Il était 7h30, dans l'aube de ce mercredi 16 septembre, quand environ 150 salariés se retrouvent devant la Refactory de Flins. Pas très loin, la direction tient son « observatoire des métiers », une réunion de bilan sur les activités et investissements du site. Un « festival des fake news », selon les représentants syndicaux présents.
« Ils ont décidé de fermer, c'est tout »
Au cœur de la mobilisation : l'abandon du projet de nouvelle installation de cataphorèse. La cataphorèse, c'est le procédé qui permet de protéger les pièces et carrosseries de la corrosion : un équipement « sans lequel aucune activité industrielle sérieuse n'est possible sur un tel site », insiste Ali Kaya, délégué syndical CGT.
Il y a plus d'un an, la direction avait annoncé qu'elle allait investir dans une nouvelle installation, conditionnant cet engagement à la vente de terrains. Puis, plus rien. Ali Kaya, délégué syndical CGT, résume la situation sans détour : « Finalement, pour une histoire de 20 millions d'euros, ils ont renoncé. 20 millions d'euros, ne me dites pas qu'une entreprise comme Renault n'a pas ça ». Sa conclusion est tranchée : « ils ont décidé de fermer, c'est tout. Il n'y a pas à tortiller ».
Ce sentiment d'être « baladé » depuis des années par une direction qui promettrait sans jamais tenir est au cœur de l'exaspération collective. Quand Luca de Meo annonçait la transformation du site en Refactory en 2020, la promesse était ambitieuse : faire de Flins la première usine européenne d'économie circulaire dédiée à la mobilité, avec 3 000 emplois à l'horizon 2030. Six ans plus tard, les syndicats dressent un bilan sévère. L'usine employait 2 500 personnes avec une projection de 500 emplois supplémentaires d'ici 2030 et 150 postes en CDI à pourvoir. Des chiffres qui ne collent plus avec la réalité du terrain décrite par les salariés. « On n'arrive même pas à embaucher les 150 embauches qui avaient été prévues pour 2027 », lance un délégué au micro.

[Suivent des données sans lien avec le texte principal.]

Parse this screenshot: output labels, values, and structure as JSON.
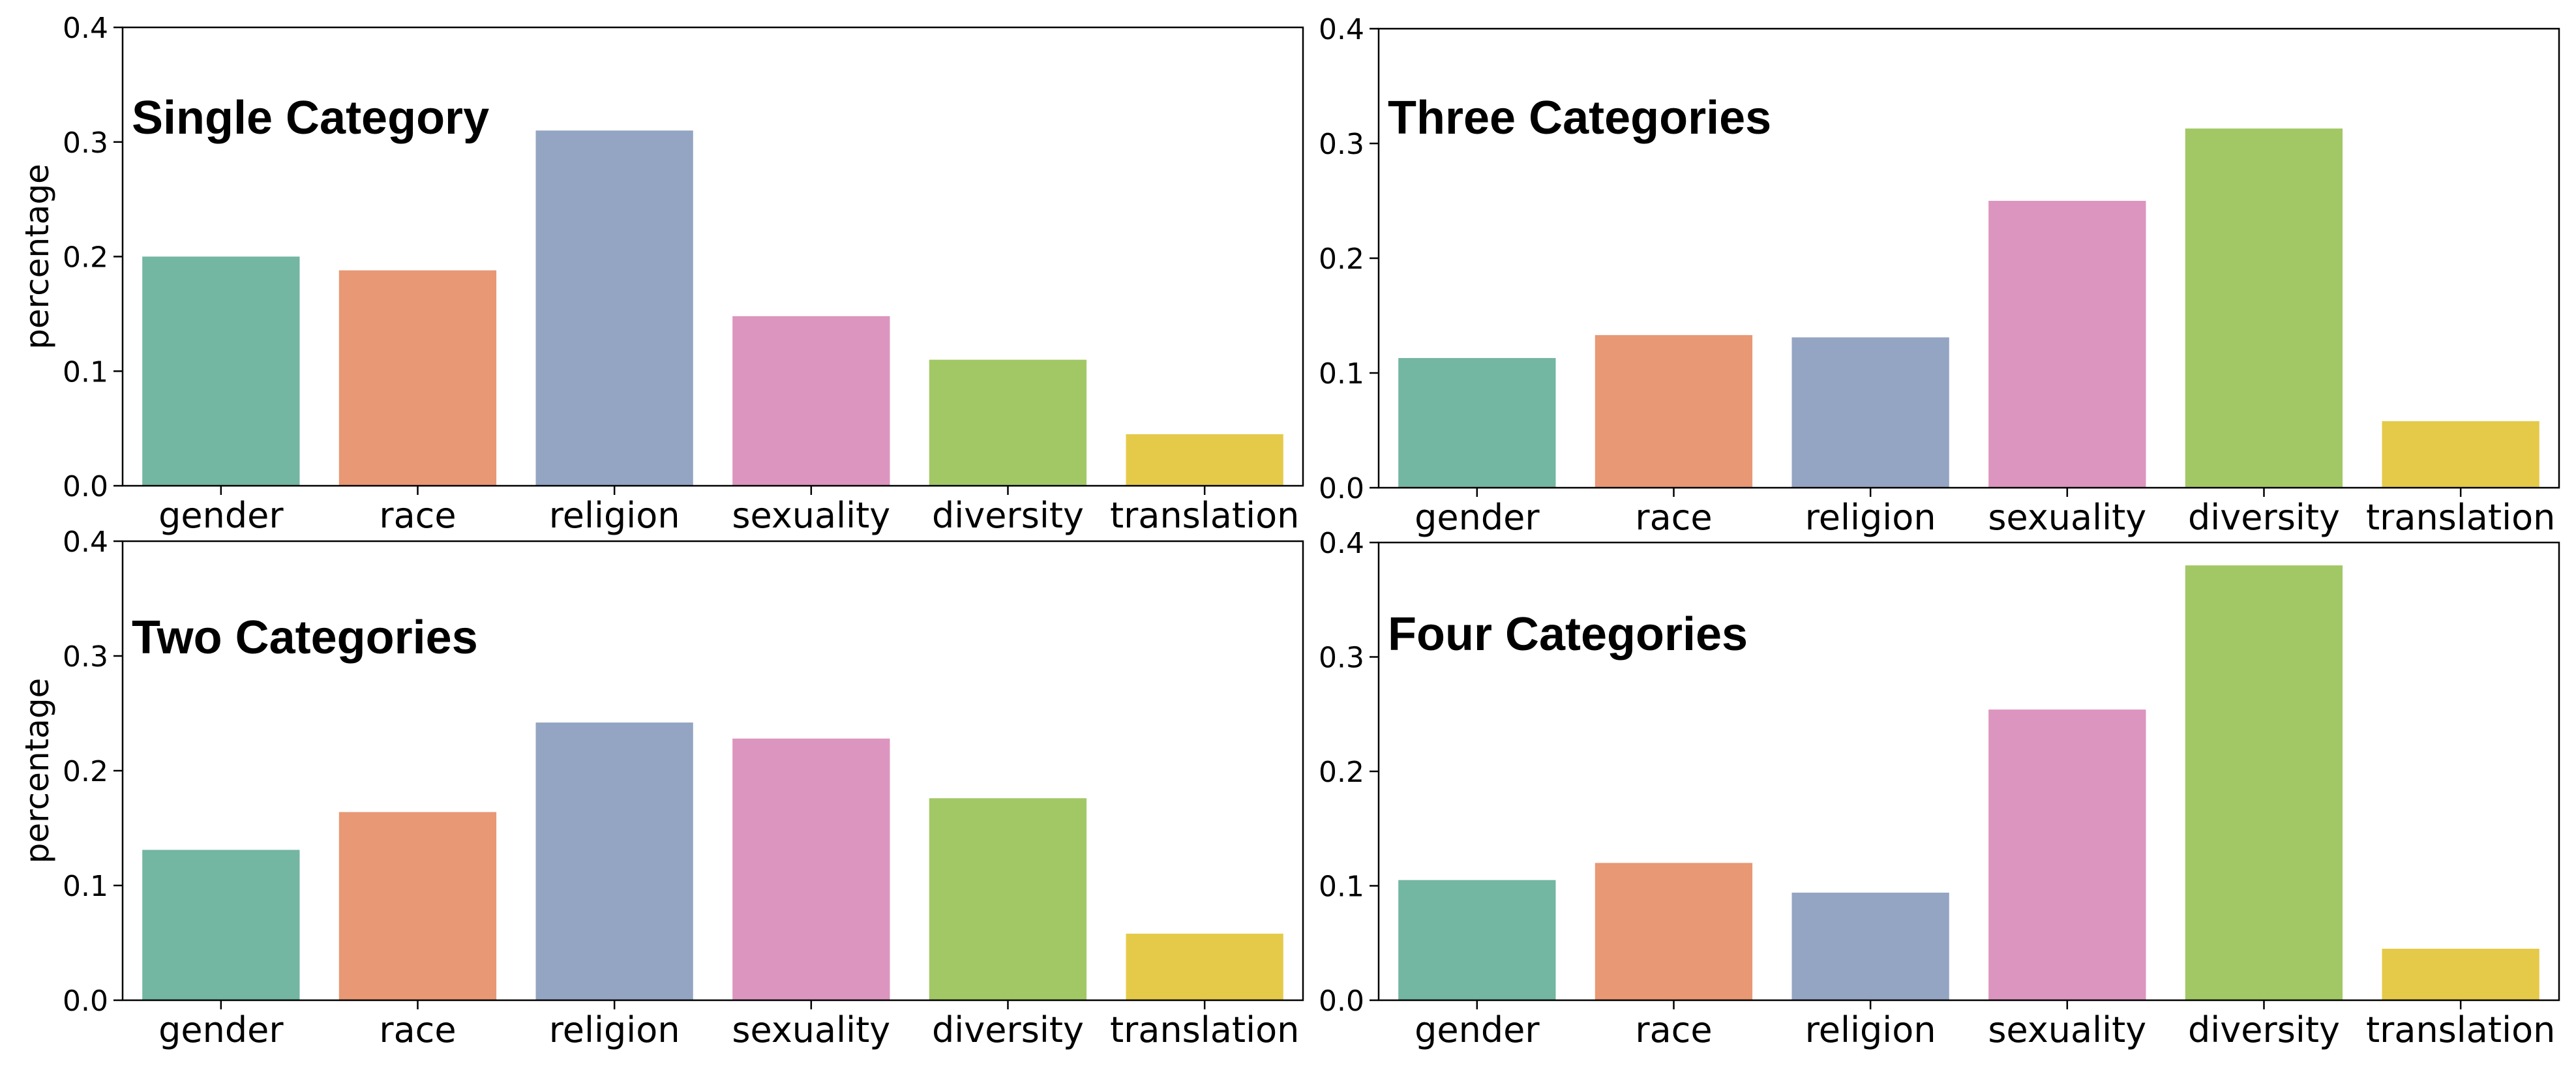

« De moins en moins nombreux pour de plus en plus de boulot »
Les prises de parole s'enchaînent, chacune ajoutant une couche au tableau. Un représentant évoque l'ambiance dans les ateliers : des convocations qui arrivent, des licenciements même pendant l'été, ou encore des sanctions jugées absurdes. « Un ancien cariste, 30 ans d'ancienneté, qui fait tomber un emballage : sanction. Un médecin remplit mal l’arrêt de travail d’un camarade : sanction. C'est des signes ». Ali Kaya confirme : « Il y a un climat de peur dans cette usine [...]. Aujourd'hui, aucune activité industrielle ne peut garantir notre avenir si ce n'est le rapport de force qu'on pourra imposer à la direction ».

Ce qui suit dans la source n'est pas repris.